Artificial Intelligence Meets Dementia Care: Co-Production for Accessibility and Inclusivity in the LUMEN Project
Mohamed Elsharif, Indiana Varley, Niema Moazzami, John-Paul Taylor, Judith Rose HarrisonAims:
Artificial intelligence (AI) possesses the capacity to fundamentally alter the landscape of dementia care. Nevertheless, for such instruments to achieve efficacy, they must be meticulously crafted to accommodate the heterogeneous requirements of patients, caregivers, and healthcare practitioners. The LUMEN project (Large Language Model for Understanding and Monitoring Elderly Neurocognition) is in the process of developing an AI-assisted instrument for dementia evaluation, which employs a Large Language Model to derive structured collateral histories from relatives or caregivers of patients. The co-production with stakeholders is paramount to affirming that LUMEN is not merely clinically efficacious but also user-centred and culturally pertinent across varying demographic groups.
Methods:
A succession of two co-production workshops has been executed with caregivers, and patient groups representatives. Participants have been recruited from a spectrum of cultural, linguistic, and digital backgrounds, with deliberate partnerships established with community organizations, particularly those representing underserved populations. These workshops concentrated on assessing LUMEN’s interface, linguistic clarity, and cultural relevance. Participants interacted with the LUMEN prototype, offering feedback regarding language, interface functionality, and overall user experience. Employing a ‘Think Aloud’ methodology, participants vocalized their immediate reactions during their interaction with the tool, enabling facilitators to gather valuable data concerning usability and engagement. Feedback was audio recorded, transcribed, and systematically analysed through thematic analysis, thus identifying critical themes and patterns that illuminate challenges pertaining to language, interface design, and cultural sensitivity.
Results:
Ten themes and 44 sub-themes were identified, most relating to language accessibility, question design, cultural and social appropriateness, role assumptions, and system usability. Over one-third of sub-themes were rated high priority and almost 90% were deemed actionable, indicating substantial scope for redesign.

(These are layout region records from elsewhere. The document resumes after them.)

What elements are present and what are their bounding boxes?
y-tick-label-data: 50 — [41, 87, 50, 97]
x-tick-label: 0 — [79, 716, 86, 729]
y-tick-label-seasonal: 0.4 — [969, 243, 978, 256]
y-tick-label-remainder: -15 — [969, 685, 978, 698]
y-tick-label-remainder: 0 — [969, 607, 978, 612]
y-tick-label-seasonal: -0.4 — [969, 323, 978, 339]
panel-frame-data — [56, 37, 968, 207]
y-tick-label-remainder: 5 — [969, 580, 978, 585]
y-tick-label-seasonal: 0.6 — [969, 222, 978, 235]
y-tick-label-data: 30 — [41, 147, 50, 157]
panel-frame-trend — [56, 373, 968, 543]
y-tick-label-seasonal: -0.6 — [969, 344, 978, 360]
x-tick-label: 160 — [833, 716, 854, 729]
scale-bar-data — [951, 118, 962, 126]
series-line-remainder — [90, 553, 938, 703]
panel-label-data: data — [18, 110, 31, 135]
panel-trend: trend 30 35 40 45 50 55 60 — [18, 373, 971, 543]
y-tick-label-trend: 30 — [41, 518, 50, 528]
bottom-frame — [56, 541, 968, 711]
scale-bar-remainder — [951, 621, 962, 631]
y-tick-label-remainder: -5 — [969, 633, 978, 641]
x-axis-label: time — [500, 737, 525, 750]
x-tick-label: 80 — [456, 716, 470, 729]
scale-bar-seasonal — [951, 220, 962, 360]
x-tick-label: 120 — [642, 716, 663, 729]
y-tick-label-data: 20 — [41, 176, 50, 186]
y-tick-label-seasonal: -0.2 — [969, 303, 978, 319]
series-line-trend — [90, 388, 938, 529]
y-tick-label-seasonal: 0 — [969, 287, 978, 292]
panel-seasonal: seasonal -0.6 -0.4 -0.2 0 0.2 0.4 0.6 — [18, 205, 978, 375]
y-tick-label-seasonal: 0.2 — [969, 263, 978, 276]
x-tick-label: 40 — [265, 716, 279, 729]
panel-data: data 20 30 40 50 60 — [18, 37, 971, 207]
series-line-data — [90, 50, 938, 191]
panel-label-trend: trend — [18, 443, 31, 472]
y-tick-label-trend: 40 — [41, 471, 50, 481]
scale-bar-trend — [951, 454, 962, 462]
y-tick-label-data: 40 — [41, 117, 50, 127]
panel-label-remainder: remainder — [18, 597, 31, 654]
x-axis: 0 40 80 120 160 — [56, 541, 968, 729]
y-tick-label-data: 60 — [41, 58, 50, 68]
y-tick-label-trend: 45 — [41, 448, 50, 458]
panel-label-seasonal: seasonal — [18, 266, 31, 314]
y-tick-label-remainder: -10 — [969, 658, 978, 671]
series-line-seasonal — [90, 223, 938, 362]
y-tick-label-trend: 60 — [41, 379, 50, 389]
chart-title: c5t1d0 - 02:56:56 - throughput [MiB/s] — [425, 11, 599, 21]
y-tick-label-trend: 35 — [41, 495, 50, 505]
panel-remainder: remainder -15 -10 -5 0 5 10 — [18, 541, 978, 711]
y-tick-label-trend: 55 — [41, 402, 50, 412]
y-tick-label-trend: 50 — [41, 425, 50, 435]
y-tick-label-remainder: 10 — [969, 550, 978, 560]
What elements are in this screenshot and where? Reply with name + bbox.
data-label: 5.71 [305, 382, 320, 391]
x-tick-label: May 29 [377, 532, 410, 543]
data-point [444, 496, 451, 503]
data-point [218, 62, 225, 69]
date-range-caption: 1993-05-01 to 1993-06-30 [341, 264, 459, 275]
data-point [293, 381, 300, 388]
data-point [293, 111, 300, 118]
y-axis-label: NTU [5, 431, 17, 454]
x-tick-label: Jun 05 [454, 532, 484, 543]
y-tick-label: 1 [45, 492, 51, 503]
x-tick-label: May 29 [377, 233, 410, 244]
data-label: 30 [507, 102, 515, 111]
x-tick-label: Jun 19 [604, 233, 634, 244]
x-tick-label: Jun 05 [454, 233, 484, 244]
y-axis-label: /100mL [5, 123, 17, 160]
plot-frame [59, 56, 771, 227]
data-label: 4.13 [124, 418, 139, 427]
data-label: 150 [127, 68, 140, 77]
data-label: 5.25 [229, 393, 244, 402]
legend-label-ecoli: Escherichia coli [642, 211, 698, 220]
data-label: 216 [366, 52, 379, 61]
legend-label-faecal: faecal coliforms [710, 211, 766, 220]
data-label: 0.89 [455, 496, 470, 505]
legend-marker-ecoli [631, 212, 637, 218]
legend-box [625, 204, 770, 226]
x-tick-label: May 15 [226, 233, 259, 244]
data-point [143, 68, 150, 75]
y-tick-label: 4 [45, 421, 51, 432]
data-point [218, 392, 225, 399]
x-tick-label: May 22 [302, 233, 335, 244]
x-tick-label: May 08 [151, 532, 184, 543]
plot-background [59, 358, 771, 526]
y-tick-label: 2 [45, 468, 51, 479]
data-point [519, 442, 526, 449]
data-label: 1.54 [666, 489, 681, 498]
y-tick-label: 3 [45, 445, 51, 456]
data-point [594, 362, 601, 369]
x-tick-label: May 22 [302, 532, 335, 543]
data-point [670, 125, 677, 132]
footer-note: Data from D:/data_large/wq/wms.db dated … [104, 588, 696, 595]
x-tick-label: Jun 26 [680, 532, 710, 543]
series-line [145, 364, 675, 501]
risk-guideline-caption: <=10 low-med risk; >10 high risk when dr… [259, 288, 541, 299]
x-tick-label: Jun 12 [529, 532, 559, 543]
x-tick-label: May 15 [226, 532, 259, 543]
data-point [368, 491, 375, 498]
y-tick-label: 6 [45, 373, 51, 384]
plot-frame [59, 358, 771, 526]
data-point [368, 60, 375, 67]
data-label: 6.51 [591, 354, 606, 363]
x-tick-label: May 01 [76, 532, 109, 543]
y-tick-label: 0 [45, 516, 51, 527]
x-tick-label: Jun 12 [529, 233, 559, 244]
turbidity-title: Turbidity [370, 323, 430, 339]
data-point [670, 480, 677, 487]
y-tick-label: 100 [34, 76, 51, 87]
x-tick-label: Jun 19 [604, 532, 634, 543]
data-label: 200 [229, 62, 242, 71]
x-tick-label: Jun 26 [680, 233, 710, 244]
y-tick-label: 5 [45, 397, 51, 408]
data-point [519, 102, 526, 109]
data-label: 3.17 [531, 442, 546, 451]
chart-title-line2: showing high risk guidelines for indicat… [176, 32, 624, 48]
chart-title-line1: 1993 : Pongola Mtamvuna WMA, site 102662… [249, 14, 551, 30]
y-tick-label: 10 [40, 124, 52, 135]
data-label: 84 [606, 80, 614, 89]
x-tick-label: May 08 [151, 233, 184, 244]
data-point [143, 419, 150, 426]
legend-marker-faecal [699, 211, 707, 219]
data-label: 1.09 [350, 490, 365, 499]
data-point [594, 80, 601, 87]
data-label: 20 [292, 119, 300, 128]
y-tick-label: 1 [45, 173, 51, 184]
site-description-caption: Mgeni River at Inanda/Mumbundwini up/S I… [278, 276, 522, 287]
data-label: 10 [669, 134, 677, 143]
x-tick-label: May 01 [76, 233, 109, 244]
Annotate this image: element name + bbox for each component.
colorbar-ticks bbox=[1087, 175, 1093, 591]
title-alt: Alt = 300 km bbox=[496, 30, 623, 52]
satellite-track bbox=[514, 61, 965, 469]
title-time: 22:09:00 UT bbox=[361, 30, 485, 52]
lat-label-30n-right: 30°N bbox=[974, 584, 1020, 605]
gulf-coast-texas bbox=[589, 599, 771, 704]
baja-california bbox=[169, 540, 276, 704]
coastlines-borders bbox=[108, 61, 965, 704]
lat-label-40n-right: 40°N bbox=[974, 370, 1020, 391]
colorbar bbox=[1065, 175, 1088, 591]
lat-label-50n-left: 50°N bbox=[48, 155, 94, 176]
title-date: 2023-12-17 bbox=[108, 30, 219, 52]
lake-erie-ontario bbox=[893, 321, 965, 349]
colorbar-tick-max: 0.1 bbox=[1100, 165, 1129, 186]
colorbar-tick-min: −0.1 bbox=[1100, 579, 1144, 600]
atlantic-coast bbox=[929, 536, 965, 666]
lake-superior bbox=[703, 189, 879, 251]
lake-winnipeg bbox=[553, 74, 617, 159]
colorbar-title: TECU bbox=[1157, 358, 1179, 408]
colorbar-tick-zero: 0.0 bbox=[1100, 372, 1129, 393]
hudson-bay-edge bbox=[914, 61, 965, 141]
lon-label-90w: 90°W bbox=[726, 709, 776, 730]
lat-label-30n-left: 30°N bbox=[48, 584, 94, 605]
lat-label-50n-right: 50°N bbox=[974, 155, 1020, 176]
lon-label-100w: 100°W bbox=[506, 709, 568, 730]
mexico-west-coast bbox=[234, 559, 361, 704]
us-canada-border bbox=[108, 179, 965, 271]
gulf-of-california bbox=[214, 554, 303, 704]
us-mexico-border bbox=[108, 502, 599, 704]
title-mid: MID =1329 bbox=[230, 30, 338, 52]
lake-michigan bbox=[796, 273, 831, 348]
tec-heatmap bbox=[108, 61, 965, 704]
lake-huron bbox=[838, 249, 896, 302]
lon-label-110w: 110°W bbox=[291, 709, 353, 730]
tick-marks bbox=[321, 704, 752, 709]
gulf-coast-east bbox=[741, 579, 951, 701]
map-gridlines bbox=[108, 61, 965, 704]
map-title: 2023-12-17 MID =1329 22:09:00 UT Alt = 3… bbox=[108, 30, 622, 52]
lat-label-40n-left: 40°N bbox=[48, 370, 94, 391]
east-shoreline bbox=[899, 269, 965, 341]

Participants highlighted medical jargon, compound and ambiguous questions, culturally biased assumptions (for example, gender roles and technology use), unclear intended user (self vs carer), and rigid response formats as key barriers to acceptability. Strengths included the potential to complete LUMEN at home, inclusion of carer wellbeing, and capacity to capture nuanced information when free-text fields worked well.
Conclusion:
Co-production with people living with dementia, carers, and professionals revealed that LUMEN’s acceptability depends on simplifying language, clarifying question framing around change from baseline, improving usability, and culturally adapting content. The high proportion of actionable findings demonstrates the practical value of think-aloud co-production for optimising AI-enabled dementia assessments and provides a roadmap for iterative redesign towards more equitable, user-centred tools.